I want to go to college without getting into debt… and my stepfather wants to kick me out! Could GoFundMe help?
We applaud your efforts, say our elders. Can you find a compromise with your family first?
I’m 20 years old. I’m working at Wendy’s part-time and owe $3,000 on student loans on a school I didn’t even finish. I now want to go to trade school to pursue a new passion. The trade school is $10k. I do not want to take any more loans. My family doesn’t/can’t help much. I really want to start trade school to be an esthetician but I can’t. On top of that my stepdad wants to kick me out of the house in January. He wants me to move out with my boyfriend. I don’t know what to do. I’m basically pressuring my boyfriend to move out when I know he’s scared to! I’m putting him in a position he isn’t ready to be in. He does want to move out but he wants to save more money first. I have no other choice as my stepdad wants to kick me out!
My problem is not moving out. I know that me and my boyfriend will be able to figure out living in a studio and paying bills. I don’t know what to do because I really want to go to school. I have no idea how I’m going to get money for school. All my money will be going to living expenses soon. I don’t want to be in debt. I’m thinking about making a GoFundMe hoping I can get some help with school. I’m hoping financial aid will help me once I’m living on my own. What do I do? I applied for scholarships and other things like that. Please help.
We are a group of seniors living in a retirement community and we’re glad that you wrote to Elder Wisdom Circle and we are sorry to hear that you are struggling as you try to determine what your next steps to your future are. It seems unfortunate to us that your stepfather is being so adamant about his desire for you to move out. Some of us are wondering if it would be possible for you to sit down with him and possibly your mother and see if there were any other compromises that could be made that would allow you to continue living under their roof? Would you be able to pay them a partial rent to continue to live there instead of having to commit to an obligation of a lease or rental property? That can really blow through your money?! Some other things we want you to think of the effort that you put forth to help around the house? Do you chip in with chores and pick up after yourself? Are there things that you could be doing better that would allow him to grant you a little more time to decide what your future might look like before he puts you out on the street?
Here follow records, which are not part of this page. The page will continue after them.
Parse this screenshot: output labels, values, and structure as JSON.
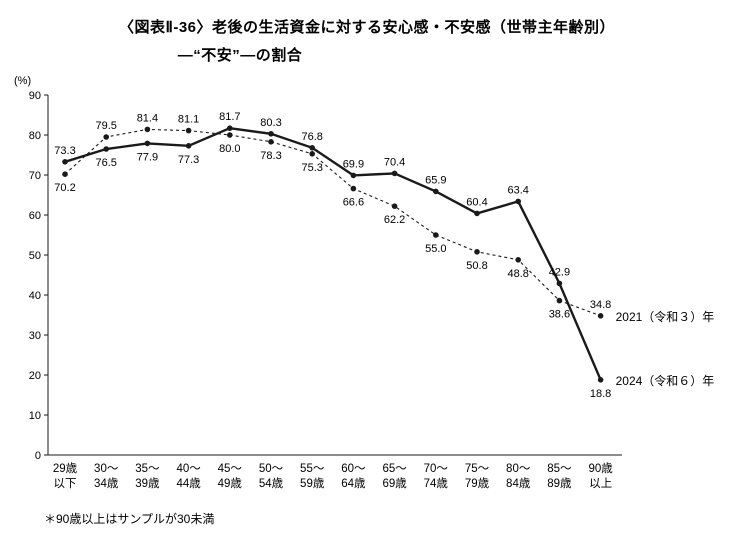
{
  "title_line1": "〈図表Ⅱ-36〉老後の生活資金に対する安心感・不安感（世帯主年齢別）",
  "title_line2": "―“不安”―の割合",
  "footnote": "＊90歳以上はサンプルが30未満",
  "colors": {
    "ink": "#1a1a1a",
    "background": "#ffffff"
  },
  "chart_data": {
    "type": "line",
    "title": "〈図表Ⅱ-36〉老後の生活資金に対する安心感・不安感（世帯主年齢別）―“不安”―の割合",
    "ylabel": "(%)",
    "xlabel": "",
    "ylim": [
      0,
      90
    ],
    "ytick_step": 10,
    "grid": false,
    "legend_position": "right-of-line-end",
    "categories": [
      "29歳以下",
      "30～34歳",
      "35～39歳",
      "40～44歳",
      "45～49歳",
      "50～54歳",
      "55～59歳",
      "60～64歳",
      "65～69歳",
      "70～74歳",
      "75～79歳",
      "80～84歳",
      "85～89歳",
      "90歳以上"
    ],
    "categories_2line": [
      [
        "29歳",
        "以下"
      ],
      [
        "30～",
        "34歳"
      ],
      [
        "35～",
        "39歳"
      ],
      [
        "40～",
        "44歳"
      ],
      [
        "45～",
        "49歳"
      ],
      [
        "50～",
        "54歳"
      ],
      [
        "55～",
        "59歳"
      ],
      [
        "60～",
        "64歳"
      ],
      [
        "65～",
        "69歳"
      ],
      [
        "70～",
        "74歳"
      ],
      [
        "75～",
        "79歳"
      ],
      [
        "80～",
        "84歳"
      ],
      [
        "85～",
        "89歳"
      ],
      [
        "90歳",
        "以上"
      ]
    ],
    "series": [
      {
        "name": "2021（令和３）年",
        "style": "dashed",
        "values": [
          70.2,
          79.5,
          81.4,
          81.1,
          80.0,
          78.3,
          75.3,
          66.6,
          62.2,
          55.0,
          50.8,
          48.8,
          38.6,
          34.8
        ]
      },
      {
        "name": "2024（令和６）年",
        "style": "solid",
        "values": [
          73.3,
          76.5,
          77.9,
          77.3,
          81.7,
          80.3,
          76.8,
          69.9,
          70.4,
          65.9,
          60.4,
          63.4,
          42.9,
          18.8
        ]
      }
    ]
  }
}
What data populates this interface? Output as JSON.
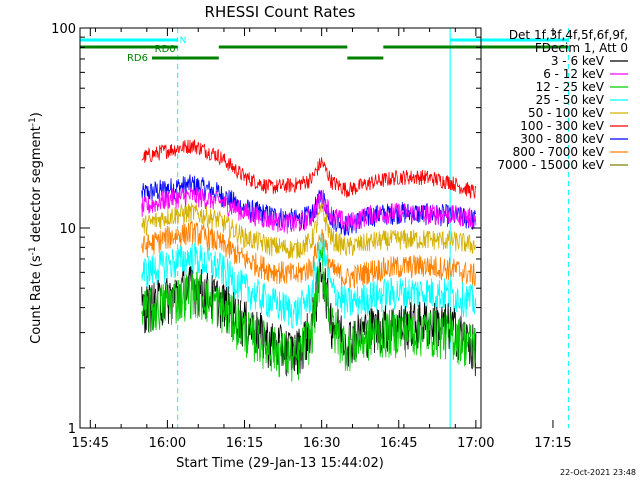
{
  "chart_data": {
    "type": "line",
    "title": "RHESSI Count Rates",
    "xlabel": "Start Time (29-Jan-13 15:44:02)",
    "ylabel_main": "Count Rate (s",
    "ylabel_sup": "-1",
    "ylabel_tail": " detector segment",
    "ylabel_sup2": "-1",
    "ylabel_close": ")",
    "y_scale": "log",
    "ylim": [
      1,
      100
    ],
    "y_ticks": [
      {
        "value": 1,
        "label": "1"
      },
      {
        "value": 10,
        "label": "10"
      },
      {
        "value": 100,
        "label": "100"
      }
    ],
    "x_range_min": [
      -1,
      77
    ],
    "x_ticks": [
      {
        "min": 1,
        "label": "15:45"
      },
      {
        "min": 16,
        "label": "16:00"
      },
      {
        "min": 31,
        "label": "16:15"
      },
      {
        "min": 46,
        "label": "16:30"
      },
      {
        "min": 61,
        "label": "16:45"
      },
      {
        "min": 76,
        "label": "17:00"
      },
      {
        "min": 91,
        "label": "17:15"
      }
    ],
    "legend_header": [
      "Det 1f,3f,4f,5f,6f,9f,",
      "FDecim 1, Att 0"
    ],
    "legend_position": "right",
    "footer": "22-Oct-2021 23:48",
    "state_bars": {
      "night": {
        "label": "N",
        "color": "#00ffff",
        "segments": [
          [
            -1,
            18
          ],
          [
            71,
            94
          ]
        ]
      },
      "rd0": {
        "label": "RD0",
        "color": "#008000",
        "segments": [
          [
            -1,
            18
          ],
          [
            26,
            51
          ],
          [
            58,
            94
          ]
        ]
      },
      "rd6": {
        "label": "RD6",
        "color": "#008000",
        "segments": [
          [
            13,
            26
          ],
          [
            51,
            58
          ]
        ]
      }
    },
    "vlines": [
      {
        "min": -1,
        "style": "solid",
        "color": "#00ffff"
      },
      {
        "min": 18,
        "style": "dashed",
        "color": "#00ffff"
      },
      {
        "min": 71,
        "style": "solid",
        "color": "#00ffff"
      },
      {
        "min": 94,
        "style": "dashed",
        "color": "#00ffff"
      }
    ],
    "x_sample_min": [
      11,
      16,
      21,
      26,
      31,
      36,
      41,
      44,
      46,
      48,
      51,
      56,
      61,
      66,
      71,
      76
    ],
    "series": [
      {
        "name": "3 - 6 keV",
        "color": "#000000",
        "values": [
          4.0,
          4.5,
          5.2,
          4.4,
          3.4,
          2.7,
          2.4,
          3.2,
          6.5,
          3.4,
          2.8,
          3.2,
          3.3,
          3.4,
          3.3,
          2.5
        ],
        "noise": 0.28
      },
      {
        "name": "6 - 12 keV",
        "color": "#ff00ff",
        "values": [
          12.6,
          14.0,
          14.5,
          13.6,
          12.0,
          11.0,
          10.4,
          11.4,
          14.5,
          11.6,
          10.6,
          11.8,
          12.0,
          11.8,
          11.7,
          11.2
        ],
        "noise": 0.12
      },
      {
        "name": "12 - 25 keV",
        "color": "#00cc00",
        "values": [
          3.8,
          4.3,
          4.9,
          4.2,
          3.1,
          2.6,
          2.2,
          3.0,
          7.0,
          3.2,
          2.6,
          3.0,
          3.1,
          3.1,
          3.0,
          2.6
        ],
        "noise": 0.28
      },
      {
        "name": "25 - 50 keV",
        "color": "#00ffff",
        "values": [
          6.0,
          6.6,
          7.2,
          6.4,
          5.0,
          4.3,
          3.8,
          4.6,
          8.3,
          4.9,
          4.2,
          4.6,
          4.8,
          4.8,
          4.7,
          4.3
        ],
        "noise": 0.2
      },
      {
        "name": "50 - 100 keV",
        "color": "#d4b000",
        "values": [
          10.2,
          11.5,
          12.0,
          11.0,
          9.0,
          8.2,
          7.8,
          8.6,
          12.5,
          8.8,
          8.0,
          8.6,
          8.8,
          8.8,
          8.7,
          8.2
        ],
        "noise": 0.12
      },
      {
        "name": "100 - 300 keV",
        "color": "#ff0000",
        "values": [
          22.5,
          24.5,
          26.0,
          23.0,
          18.0,
          16.0,
          16.5,
          17.5,
          21.5,
          17.0,
          15.5,
          17.0,
          18.0,
          18.0,
          17.0,
          15.0
        ],
        "noise": 0.09
      },
      {
        "name": "300 - 800 keV",
        "color": "#0000ff",
        "values": [
          14.8,
          15.8,
          16.5,
          15.0,
          12.5,
          11.6,
          11.0,
          11.6,
          14.6,
          11.2,
          10.3,
          11.6,
          12.0,
          11.8,
          11.6,
          11.0
        ],
        "noise": 0.13
      },
      {
        "name": "800 - 7000 keV",
        "color": "#ff8000",
        "values": [
          8.0,
          9.0,
          9.6,
          8.5,
          7.0,
          6.2,
          5.8,
          6.4,
          9.4,
          6.2,
          5.6,
          6.2,
          6.4,
          6.5,
          6.3,
          5.8
        ],
        "noise": 0.14
      },
      {
        "name": "7000 - 15000 keV",
        "color": "#808000",
        "values": [],
        "noise": 0
      }
    ]
  }
}
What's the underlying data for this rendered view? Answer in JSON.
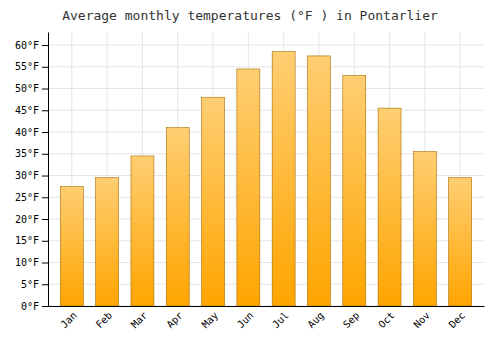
{
  "chart_data": {
    "type": "bar",
    "title": "Average monthly temperatures (°F ) in Pontarlier",
    "categories": [
      "Jan",
      "Feb",
      "Mar",
      "Apr",
      "May",
      "Jun",
      "Jul",
      "Aug",
      "Sep",
      "Oct",
      "Nov",
      "Dec"
    ],
    "values": [
      27.5,
      29.5,
      34.5,
      41.0,
      48.0,
      54.5,
      58.5,
      57.5,
      53.0,
      45.5,
      35.5,
      29.5
    ],
    "color": "#FFA500",
    "ylim": [
      0,
      63
    ],
    "yticks": [
      {
        "value": 0,
        "label": "0°F"
      },
      {
        "value": 5,
        "label": "5°F"
      },
      {
        "value": 10,
        "label": "10°F"
      },
      {
        "value": 15,
        "label": "15°F"
      },
      {
        "value": 20,
        "label": "20°F"
      },
      {
        "value": 25,
        "label": "25°F"
      },
      {
        "value": 30,
        "label": "30°F"
      },
      {
        "value": 35,
        "label": "35°F"
      },
      {
        "value": 40,
        "label": "40°F"
      },
      {
        "value": 45,
        "label": "45°F"
      },
      {
        "value": 50,
        "label": "50°F"
      },
      {
        "value": 55,
        "label": "55°F"
      },
      {
        "value": 60,
        "label": "60°F"
      }
    ],
    "grid": true
  }
}
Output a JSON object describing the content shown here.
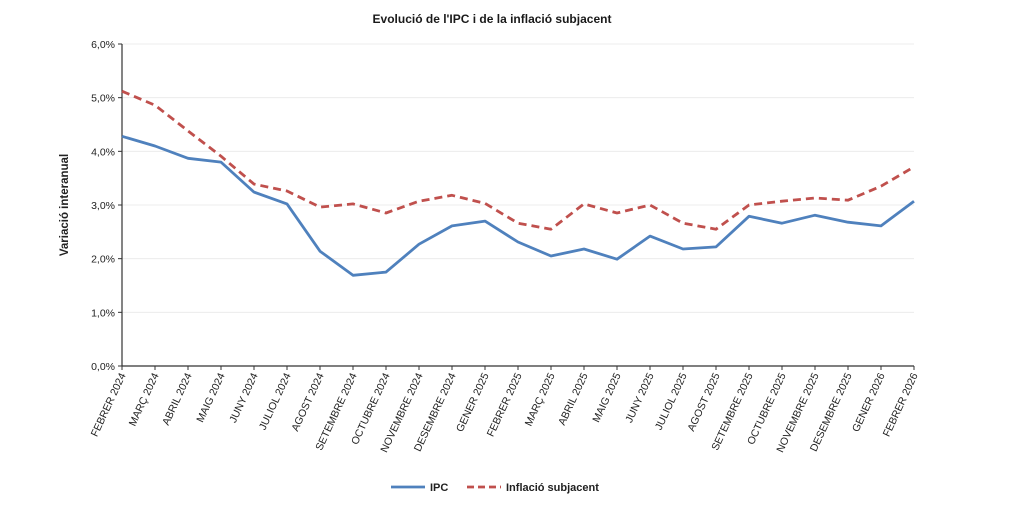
{
  "chart_data": {
    "type": "line",
    "title": "Evolució de l'IPC i de la inflació subjacent",
    "xlabel": "",
    "ylabel": "Variació interanual",
    "ylim": [
      0,
      6
    ],
    "yticks": [
      "0,0%",
      "1,0%",
      "2,0%",
      "3,0%",
      "4,0%",
      "5,0%",
      "6,0%"
    ],
    "grid": true,
    "legend": "bottom",
    "categories": [
      "FEBRER 2024",
      "MARÇ 2024",
      "ABRIL 2024",
      "MAIG 2024",
      "JUNY 2024",
      "JULIOL 2024",
      "AGOST 2024",
      "SETEMBRE 2024",
      "OCTUBRE 2024",
      "NOVEMBRE 2024",
      "DESEMBRE 2024",
      "GENER 2025",
      "FEBRER 2025",
      "MARÇ 2025",
      "ABRIL 2025",
      "MAIG 2025",
      "JUNY 2025",
      "JULIOL 2025",
      "AGOST 2025",
      "SETEMBRE 2025",
      "OCTUBRE 2025",
      "NOVEMBRE 2025",
      "DESEMBRE 2025",
      "GENER 2026",
      "FEBRER 2026"
    ],
    "series": [
      {
        "name": "IPC",
        "color": "#4f81bd",
        "style": "solid",
        "values": [
          4.28,
          4.1,
          3.87,
          3.8,
          3.24,
          3.02,
          2.14,
          1.69,
          1.75,
          2.27,
          2.61,
          2.7,
          2.31,
          2.05,
          2.18,
          1.99,
          2.42,
          2.18,
          2.22,
          2.79,
          2.66,
          2.81,
          2.68,
          2.61,
          3.07
        ]
      },
      {
        "name": "Inflació subjacent",
        "color": "#c0504d",
        "style": "dashed",
        "values": [
          5.12,
          4.86,
          4.38,
          3.91,
          3.39,
          3.26,
          2.96,
          3.02,
          2.85,
          3.07,
          3.18,
          3.03,
          2.66,
          2.55,
          3.02,
          2.85,
          3.0,
          2.66,
          2.55,
          3.0,
          3.07,
          3.13,
          3.09,
          3.35,
          3.71
        ]
      }
    ]
  }
}
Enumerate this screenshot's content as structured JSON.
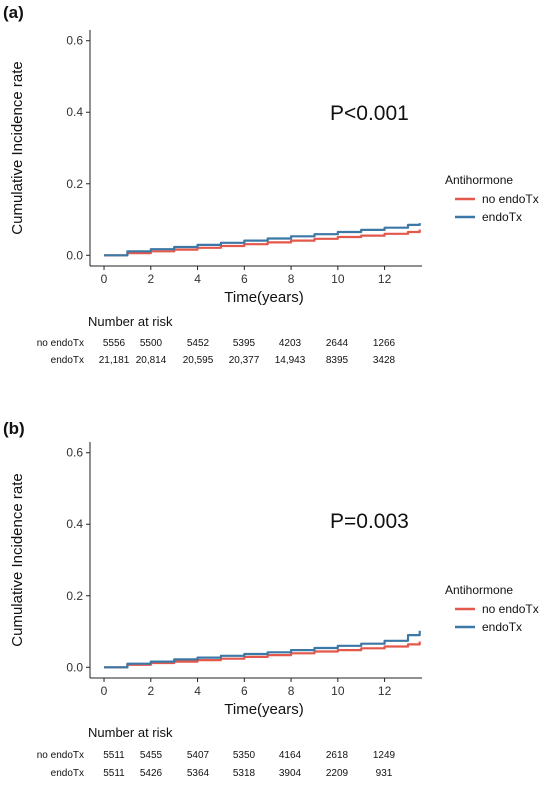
{
  "chart_data": [
    {
      "type": "line",
      "panel_label": "(a)",
      "ylabel": "Cumulative Incidence rate",
      "xlabel": "Time(years)",
      "xlim": [
        -0.6,
        13.6
      ],
      "ylim": [
        -0.03,
        0.63
      ],
      "xticks": [
        0,
        2,
        4,
        6,
        8,
        10,
        12
      ],
      "yticks": [
        0.0,
        0.2,
        0.4,
        0.6
      ],
      "ytick_labels": [
        "0.0",
        "0.2",
        "0.4",
        "0.6"
      ],
      "annotation": "P<0.001",
      "legend": {
        "title": "Antihormone",
        "placement": "right"
      },
      "series": [
        {
          "name": "no endoTx",
          "color": "#E4574B",
          "x": [
            0,
            1,
            2,
            3,
            4,
            5,
            6,
            7,
            8,
            9,
            10,
            11,
            12,
            13,
            13.5
          ],
          "y": [
            0.0,
            0.006,
            0.011,
            0.016,
            0.021,
            0.026,
            0.031,
            0.036,
            0.041,
            0.046,
            0.051,
            0.055,
            0.06,
            0.065,
            0.072
          ]
        },
        {
          "name": "endoTx",
          "color": "#3C78A6",
          "x": [
            0,
            1,
            2,
            3,
            4,
            5,
            6,
            7,
            8,
            9,
            10,
            11,
            12,
            13,
            13.5
          ],
          "y": [
            0.0,
            0.011,
            0.017,
            0.023,
            0.029,
            0.035,
            0.041,
            0.047,
            0.053,
            0.059,
            0.065,
            0.071,
            0.077,
            0.085,
            0.09
          ]
        }
      ],
      "risk_table": {
        "title": "Number at risk",
        "rows": [
          {
            "label": "no endoTx",
            "values": [
              "5556",
              "5500",
              "5452",
              "5395",
              "4203",
              "2644",
              "1266"
            ]
          },
          {
            "label": "endoTx",
            "values": [
              "21,181",
              "20,814",
              "20,595",
              "20,377",
              "14,943",
              "8395",
              "3428"
            ]
          }
        ]
      }
    },
    {
      "type": "line",
      "panel_label": "(b)",
      "ylabel": "Cumulative Incidence rate",
      "xlabel": "Time(years)",
      "xlim": [
        -0.6,
        13.6
      ],
      "ylim": [
        -0.03,
        0.63
      ],
      "xticks": [
        0,
        2,
        4,
        6,
        8,
        10,
        12
      ],
      "yticks": [
        0.0,
        0.2,
        0.4,
        0.6
      ],
      "ytick_labels": [
        "0.0",
        "0.2",
        "0.4",
        "0.6"
      ],
      "annotation": "P=0.003",
      "legend": {
        "title": "Antihormone",
        "placement": "right"
      },
      "series": [
        {
          "name": "no endoTx",
          "color": "#E4574B",
          "x": [
            0,
            1,
            2,
            3,
            4,
            5,
            6,
            7,
            8,
            9,
            10,
            11,
            12,
            13,
            13.5
          ],
          "y": [
            0.0,
            0.007,
            0.012,
            0.016,
            0.02,
            0.024,
            0.029,
            0.034,
            0.039,
            0.044,
            0.048,
            0.053,
            0.058,
            0.064,
            0.072
          ]
        },
        {
          "name": "endoTx",
          "color": "#3C78A6",
          "x": [
            0,
            1,
            2,
            3,
            4,
            5,
            6,
            7,
            8,
            9,
            10,
            11,
            12,
            13,
            13.5
          ],
          "y": [
            0.0,
            0.01,
            0.016,
            0.022,
            0.027,
            0.032,
            0.037,
            0.042,
            0.048,
            0.054,
            0.06,
            0.066,
            0.074,
            0.09,
            0.102
          ]
        }
      ],
      "risk_table": {
        "title": "Number at risk",
        "rows": [
          {
            "label": "no endoTx",
            "values": [
              "5511",
              "5455",
              "5407",
              "5350",
              "4164",
              "2618",
              "1249"
            ]
          },
          {
            "label": "endoTx",
            "values": [
              "5511",
              "5426",
              "5364",
              "5318",
              "3904",
              "2209",
              "931"
            ]
          }
        ]
      }
    }
  ]
}
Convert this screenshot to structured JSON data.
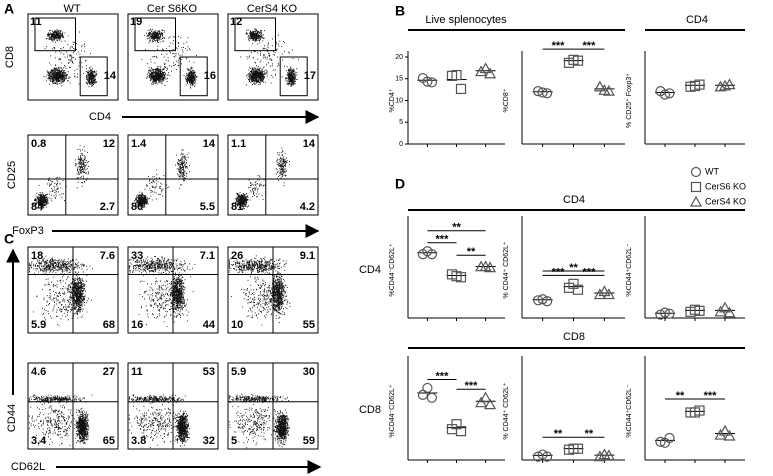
{
  "panel_a": {
    "label": "A",
    "columns": [
      "WT",
      "Cer S6KO",
      "CerS4 KO"
    ],
    "top": {
      "x_label": "CD4",
      "y_label": "CD8",
      "gates": [
        [
          11,
          14
        ],
        [
          19,
          16
        ],
        [
          12,
          17
        ]
      ]
    },
    "bottom": {
      "x_label": "FoxP3",
      "y_label": "CD25",
      "quadrants": [
        [
          0.8,
          12,
          84,
          2.7
        ],
        [
          1.4,
          14,
          80,
          5.5
        ],
        [
          1.1,
          14,
          81,
          4.2
        ]
      ]
    }
  },
  "panel_c": {
    "label": "C",
    "x_label": "CD62L",
    "y_label": "CD44",
    "rows": [
      [
        [
          18,
          7.6,
          5.9,
          68
        ],
        [
          33,
          7.1,
          16,
          44
        ],
        [
          26,
          9.1,
          10,
          55
        ]
      ],
      [
        [
          4.6,
          27,
          3.4,
          65
        ],
        [
          11,
          53,
          3.8,
          32
        ],
        [
          5.9,
          30,
          5,
          59
        ]
      ]
    ]
  },
  "legend": [
    "WT",
    "CerS6 KO",
    "CerS4 KO"
  ],
  "marker_color": "#555555",
  "panel_b": {
    "label": "B",
    "headers": [
      "Live splenocytes",
      "CD4"
    ],
    "charts": [
      {
        "type": "scatter",
        "y_label": "%CD4⁺",
        "ylim": [
          0,
          20
        ],
        "yticks": [
          0,
          5,
          10,
          15,
          20
        ],
        "groups": [
          [
            15.5,
            14,
            14.5
          ],
          [
            16,
            15.5,
            13
          ],
          [
            17,
            17,
            16.5
          ]
        ],
        "stars": []
      },
      {
        "type": "scatter",
        "y_label": "%CD8⁺",
        "ylim": [
          0,
          20
        ],
        "groups": [
          [
            12.5,
            11.5,
            12
          ],
          [
            19,
            19,
            19.5
          ],
          [
            13.5,
            12,
            12.5
          ]
        ],
        "stars": [
          "***",
          "***"
        ]
      },
      {
        "type": "scatter",
        "y_label": "% CD25⁺ Foxp3⁺",
        "ylim": [
          0,
          20
        ],
        "groups": [
          [
            12.5,
            11,
            12
          ],
          [
            13.5,
            13,
            14
          ],
          [
            13.5,
            13,
            14
          ]
        ],
        "stars": []
      }
    ]
  },
  "panel_d": {
    "label": "D",
    "headers": [
      "CD4",
      "CD8"
    ],
    "rows": [
      "CD4",
      "CD8"
    ],
    "charts": [
      {
        "type": "scatter",
        "y_label": "%CD44⁻CD62L⁺",
        "ylim": [
          0,
          100
        ],
        "groups": [
          [
            68,
            68,
            68
          ],
          [
            47,
            42,
            44
          ],
          [
            55,
            52,
            54
          ]
        ],
        "stars": [
          "***",
          "**",
          "**"
        ]
      },
      {
        "type": "scatter",
        "y_label": "% CD44⁺ CD62L⁺",
        "ylim": [
          0,
          100
        ],
        "groups": [
          [
            20,
            18,
            19
          ],
          [
            33,
            34,
            31
          ],
          [
            26,
            26,
            26
          ]
        ],
        "stars": [
          "***",
          "**",
          "***"
        ]
      },
      {
        "type": "scatter",
        "y_label": "%CD44⁺CD62L⁻",
        "ylim": [
          0,
          100
        ],
        "groups": [
          [
            5,
            4,
            6
          ],
          [
            8,
            7,
            9
          ],
          [
            8,
            9,
            7
          ]
        ],
        "stars": []
      },
      {
        "type": "scatter",
        "y_label": "%CD44⁻CD62L⁺",
        "ylim": [
          0,
          100
        ],
        "groups": [
          [
            68,
            72,
            65
          ],
          [
            33,
            35,
            31
          ],
          [
            60,
            62,
            58
          ]
        ],
        "stars": [
          "***",
          "***"
        ]
      },
      {
        "type": "scatter",
        "y_label": "% CD44⁺ CD62L⁺",
        "ylim": [
          0,
          100
        ],
        "groups": [
          [
            5,
            4,
            5
          ],
          [
            12,
            10,
            13
          ],
          [
            5,
            4,
            6
          ]
        ],
        "stars": [
          "**",
          "**"
        ]
      },
      {
        "type": "scatter",
        "y_label": "%CD44⁺CD62L⁻",
        "ylim": [
          0,
          100
        ],
        "groups": [
          [
            20,
            16,
            24
          ],
          [
            50,
            47,
            52
          ],
          [
            27,
            28,
            26
          ]
        ],
        "stars": [
          "**",
          "***"
        ]
      }
    ]
  }
}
It’s wonderful that your boyfriend is willing to move out with you (even if it is tentatively, however, we respect his desire to want to save more money while you can). As far as accumulating more debt, we hugely admire your desire to be smart about your future regarding your finances. If you truly don’t want to accumulate more debt than it sounds like you’re going to have to start working full-time and save money to be able to attend the school that you wish to attend. It’s not uncommon for people to acquire loans for their schooling and we are from the old school and believe that you should work for what you want. We applaud your efforts for grants, scholarships and any other type of financial support you can get. While we’re not completely familiar with the GoFundMe page we have enough knowledge (to be dangerous) to think that those types of pages should be used for people that are in either a health crisis or having and experiencing some type of tragedy in their life. We know other people do use it for crazy reasons too and we guess on the one hand if you can get people to support your goal for education, more power to you.
We all agree that one of the most difficult things about growing up is having to make decisions and choices, especially when we’re not sure what the right one is. But don’t allow fear to stop you from reaching your dreams and if you really want to go to school then we don’t think not having financials that stop you. Be honest with your family ask him if there’s anything you can do to have their support and you’re not talking about financial support! We think you sound like a lovely young woman and feel pretty confident that you will be about to determine what will work for you. Remember a little hard work never hurt anyone and sometimes when we have to work hard for something that it is sweeter when we reach our goals! We are really wishing you the best of luck as you work towards your new goals!